Ö If the points on the limit line are solutions, use a solid line to draw the limit line. This happens for inequalities ≤ or ≥.
Ö If the points on the limit line are not solutions, use a dotted line for the limit line. This happens for the inequalities < or >.
Let's graph the inequalityX+ 4j≤ 4.
To graph the limit line, find at least two values that lie on the lineX+ 4j= 4. You can use theX andjSections for this equation by replacing 0 in forXfirst and find the value ofj; then substitute 0 forjand findX.
X  j 
1  
4 
Draw the points (0, 1) and (4, 0) and draw a line through these two points for the boundary line. The line is solid because ≤ means less than or equal to, so all ordered pairs along the line are included in the solution set.
The next step is to find the region that contains the solutions. Are you above or below the dividing line? To identify the region where the inequality holds, you can try a pair of ordered pairs, one on each side of the boundary line.
If you replace (−1, 3) inX+ 4j≤ 4:
−1 + 4(3) ≤ 4 
−1 + 12 ≤ 4 
11 ≤ 4 
This is an incorrect statement because 11 is not less than or equal to 4.
On the other hand, if you replace (2, 0) inX+ 4j≤ 4:
2 + 4(0) ≤ 4 
2 + 0 ≤ 4 
2 ≤ 4 
This is true! The area containing (2, 0) should be shaded since this is the area of solutions.
And there you have it: the graph of the solution set forX+ 4j≤ 4.
example  
Problem  Draw the inequality 2j> 4x – 6.  
_{} _{} _{}  Resolverj.  
_{}
 Create a table of values to find two points on the line_{}, or plot it based on the slope intercept method, derbValue ofjThe intercept is 3 and the slope is 2. Enter the points and draw the line. The line is dashed because the sign in the inequality is >, not≥and hence the points on the line are not solutions of the inequality.  
 
2j> 4X– 6 Exam 1: (−3, 1) 2(1) > 4(−3) – 6 2 >–12 – 6 2 >−18 Right! Test 2: (4, 1) 2(1) > 4(4) – 6 2 > 16 – 6 2 > 10 Wrong!  Find an ordered pair on each side of the boundary line. paste theX andjValues in inequality As (−3, 1) yields a true statement including the region (−3, 1) should be shaded.  

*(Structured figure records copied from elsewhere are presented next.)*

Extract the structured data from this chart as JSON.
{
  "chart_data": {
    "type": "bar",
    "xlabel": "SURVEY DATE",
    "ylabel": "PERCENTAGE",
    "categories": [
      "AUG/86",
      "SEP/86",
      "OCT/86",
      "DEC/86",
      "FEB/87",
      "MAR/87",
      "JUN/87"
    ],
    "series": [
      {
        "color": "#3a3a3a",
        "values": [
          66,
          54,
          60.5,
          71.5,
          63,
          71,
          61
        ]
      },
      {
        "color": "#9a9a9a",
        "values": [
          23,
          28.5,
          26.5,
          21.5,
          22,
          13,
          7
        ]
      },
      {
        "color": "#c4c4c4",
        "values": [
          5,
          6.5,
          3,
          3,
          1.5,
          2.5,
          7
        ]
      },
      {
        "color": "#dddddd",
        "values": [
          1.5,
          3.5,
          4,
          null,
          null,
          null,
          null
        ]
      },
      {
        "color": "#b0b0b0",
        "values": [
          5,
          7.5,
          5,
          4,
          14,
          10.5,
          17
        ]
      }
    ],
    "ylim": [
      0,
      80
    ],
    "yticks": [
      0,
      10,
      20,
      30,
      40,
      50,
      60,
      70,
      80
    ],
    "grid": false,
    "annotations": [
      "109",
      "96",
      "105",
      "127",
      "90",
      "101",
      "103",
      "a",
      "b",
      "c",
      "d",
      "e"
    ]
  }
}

responder  The inequality graph 2j> 4X– 6 es:

A quick note on the above issue. Note that you can use the points (0, −3) and (2, 1) to draw the boundary line, but these points are not included in the solution domain because the domain does not contain the boundary line!
What does the graph mean when drawn on a coordinate plane?j≥Xlooks?
A)
B)
C)
D)
Show/hide answer
summary
When inequalities are graphed on a coordinate plane, the solutions reside in an area of the coordinate plane, represented as a shaded area on the plane. The boundary line of the inequality is drawn as a solid line when points on the line itself satisfy the inequality, as in the cases of ≤ and ≥. It is drawn as a dashed line when the points on the line do not satisfy the inequality, as in the cases of < and >. You can determine which region to shade by testing some points in the inequality. Using a coordinate plane is particularly useful for visualizing the solution space for twovariable inequalities.